C’è umanità solo nell’istituzione simbolica della vita, in assenza di essa c’è la vergogna, quella che ha provato il Pontefice.
Il “fare gioco” e la vergogna nel Papa
Quando due parti di un ingranaggio, di un circuito elettrico, di un mobile, di un qualsiasi apparecchio, non sono ben stretti, si dice che “fanno gioco“.
In francese, in tedesco e in inglese, recitare si dice giocare: jouer, spielen, to play.
Cosa ci dicono queste due cose? Ci dicono che c’è gioco finché c’è una distanza, uno scarto.
Due elementi non sono ben stretti e fanno gioco, lasciano uno spazio in cui potersi muovere. A teatro si gioca perché si rappresenta quel pericolosissimo luogo di confine fra ragione e disragione che è la vita umana: la vita sembra non avere senso con la morte di sé e dei propri cari sempre in agguato, con il tempo che ci cancella persino i ricordi e rovina ogni sicurezza, e ci tenta verso il nulla, la dissoluzione nichilistica, la pulsione di morte.

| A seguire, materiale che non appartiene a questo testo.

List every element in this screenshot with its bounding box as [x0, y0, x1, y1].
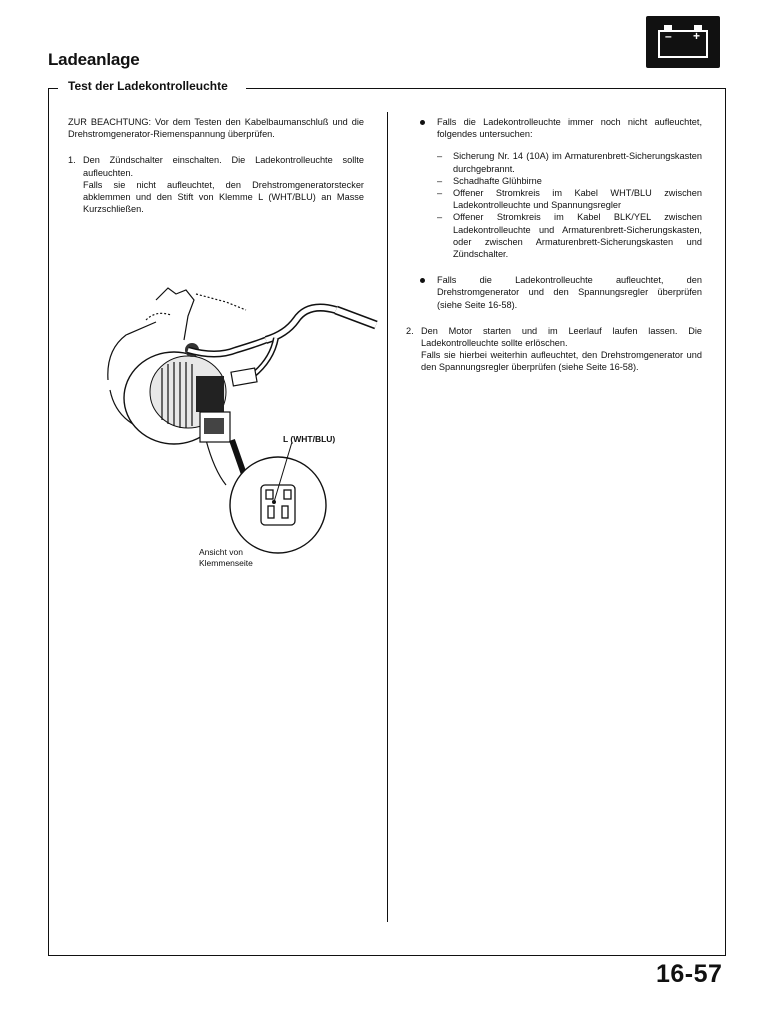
alternator-body: [124, 343, 230, 444]
bullet-text: Falls die Ladekontrolleuchte aufleuchtet, den Drehstromgenerator und den Spannungsregler überprüfen (siehe Seite 16-58).: [437, 275, 702, 310]
left-column: [68, 116, 364, 227]
step-number: 1.: [68, 155, 76, 166]
engine-outline: [146, 313, 171, 320]
step-text: Den Motor starten und im Leerlauf laufen lassen. Die Ladekontrolleuchte sollte erlöschen.: [421, 325, 702, 349]
page-number: 16-57: [656, 960, 723, 988]
caption-line: Ansicht von: [199, 547, 243, 557]
bullet-dot: [406, 116, 437, 260]
step-text: Falls sie nicht aufleuchtet, den Drehstromgeneratorstecker abklemmen und den Stift von Klemme L (WHT/BLU) an Masse Kurzschließen.: [83, 179, 364, 215]
bullet-body: [437, 116, 702, 260]
bullet-text: Falls die Ladekontrolleuchte immer noch nicht aufleuchtet, folgendes untersuchen:: [437, 117, 702, 140]
engine-outline: [206, 440, 226, 485]
step-body: [421, 325, 702, 374]
step-2: [406, 325, 702, 374]
check-list-item: – Offener Stromkreis im Kabel WHT/BLU zwischen Ladekontrolleuchte und Spannungsregler: [437, 188, 702, 211]
bullet-item: [406, 116, 702, 260]
frame-top-left-edge: [48, 88, 58, 89]
check-list-item: – Offener Stromkreis im Kabel BLK/YEL zwischen Ladekontrolleuchte und Armaturenbrett-Sicherungskasten, oder zwischen Armaturenbrett-Sicherungskasten und Zündschalter.: [437, 212, 702, 260]
terminal-l-label: L (WHT/BLU): [283, 434, 336, 444]
battery-plus-sign: +: [693, 29, 701, 43]
check-list: [437, 150, 702, 260]
connector-face: [261, 485, 295, 525]
figure-caption: [199, 547, 253, 569]
step-1: [68, 154, 364, 215]
step-number: 2.: [406, 325, 414, 336]
right-column: [406, 116, 702, 386]
engine-outline: [196, 294, 246, 310]
page-title: Ladeanlage: [48, 50, 140, 69]
step-text: Falls sie hierbei weiterhin aufleuchtet, den Drehstromgenerator und den Spannungsregler überprüfen (siehe Seite 16-58).: [421, 350, 702, 373]
bullet-item: [406, 274, 702, 311]
note-paragraph: ZUR BEACHTUNG: Vor dem Testen den Kabelbaumanschluß und die Drehstromgenerator-Riemenspannung überprüfen.: [68, 117, 364, 140]
terminal-l-pin-marker: [272, 500, 276, 504]
bullet-dot: [406, 274, 437, 311]
caption-line: Klemmenseite: [199, 558, 253, 568]
check-list-item: – Schadhafte Glühbirne: [437, 175, 542, 186]
alternator-illustration: [96, 280, 396, 580]
frame-top-right-edge: [246, 88, 726, 89]
section-title: Test der Ladekontrolleuchte: [68, 79, 228, 93]
engine-outline: [156, 288, 194, 340]
battery-icon: [646, 16, 720, 68]
check-list-item: – Sicherung Nr. 14 (10A) im Armaturenbrett-Sicherungskasten durchgebrannt.: [437, 151, 702, 174]
battery-minus-sign: –: [665, 29, 672, 43]
step-body: [83, 154, 364, 215]
bullet-body: [437, 274, 702, 311]
step-text: Den Zündschalter einschalten. Die Ladekontrolleuchte sollte aufleuchten.: [83, 155, 364, 178]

Gli uomini e le donne allora fanno teatro già solo vivendo: creano dei “come se” per istituire la vita, darle un senso oltre il nulla. E il teatro è una rappresentazione nella rappresentazione che, come la vita, si muove fra il nulla e la costruzione di un fondale per vivere una vita dotata di senso.
Gli esseri umani si parlano, hanno qualcosa da dirsi, perché fanno gioco, perché sanno muoversi al confine fra la ragione e il nulla, fra l’istituzione della vita e la tentazione del nulla.
Parlano, si confrontano perché in quel confine non c’è nulla di sicuro, deciso una volta per tutte. La vita va sempre costruita, ed è difesa dal risucchio del nulla. E quando gli umani parlano e si parlano allora fanno teatro, costruiscono, elaborano simbolicamente il mondo e, così facendo, lo sottraggono al nulla della morte senza senso.
Le nostre identità si costruiscono nel fare gioco, nel lasciare lo spazio all’altro affinché si possa parlare del nulla e di come contenerlo, contrastarlo, attenuarlo istituendo la vita, costruendo fondali, quinte teatrali, rappresentazioni. Si diventa persone dotate di identità nel momento in cui lasciamo uno spazio affinché l’altro ci possa parlare, affinché l’io e il tu possano parlare di un terzo assente: cosa ci facciamo al mondo, esiste l’aldilà, esiste un Dio?
La guerra è certamente la sconfitta di ogni scarto, di ogni fare gioco: tutto diventa compatto e il capo dell’armata decide, per tutti, i valori, i significati, le domande e le risposte.
Allora chi è fuori dalla guerra, chi non è direttamente vittima della violenza, ha il dovere di mantenere lo scarto, di pensare per il presente e soprattutto per il futuro un mondo in cui si possa continuare a fare gioco, in cui 13 miliardi di euro possano essere usati non per annullare lo scarto, ma per per costruire paesi e istituzioni che favoriscano lo scarto, il riconoscimento, il teatro, l’istituzione della vita.
Che la sinistra di questo paese, tranne rare eccezioni, non sappia dire che c’è pace solo nello scarto del fare gioco e c’è umanità solo nell’istituzione simbolica della vita, angoscia profondamente. E sì, c’è da vergognarsi, proprio come ha fatto Francesco.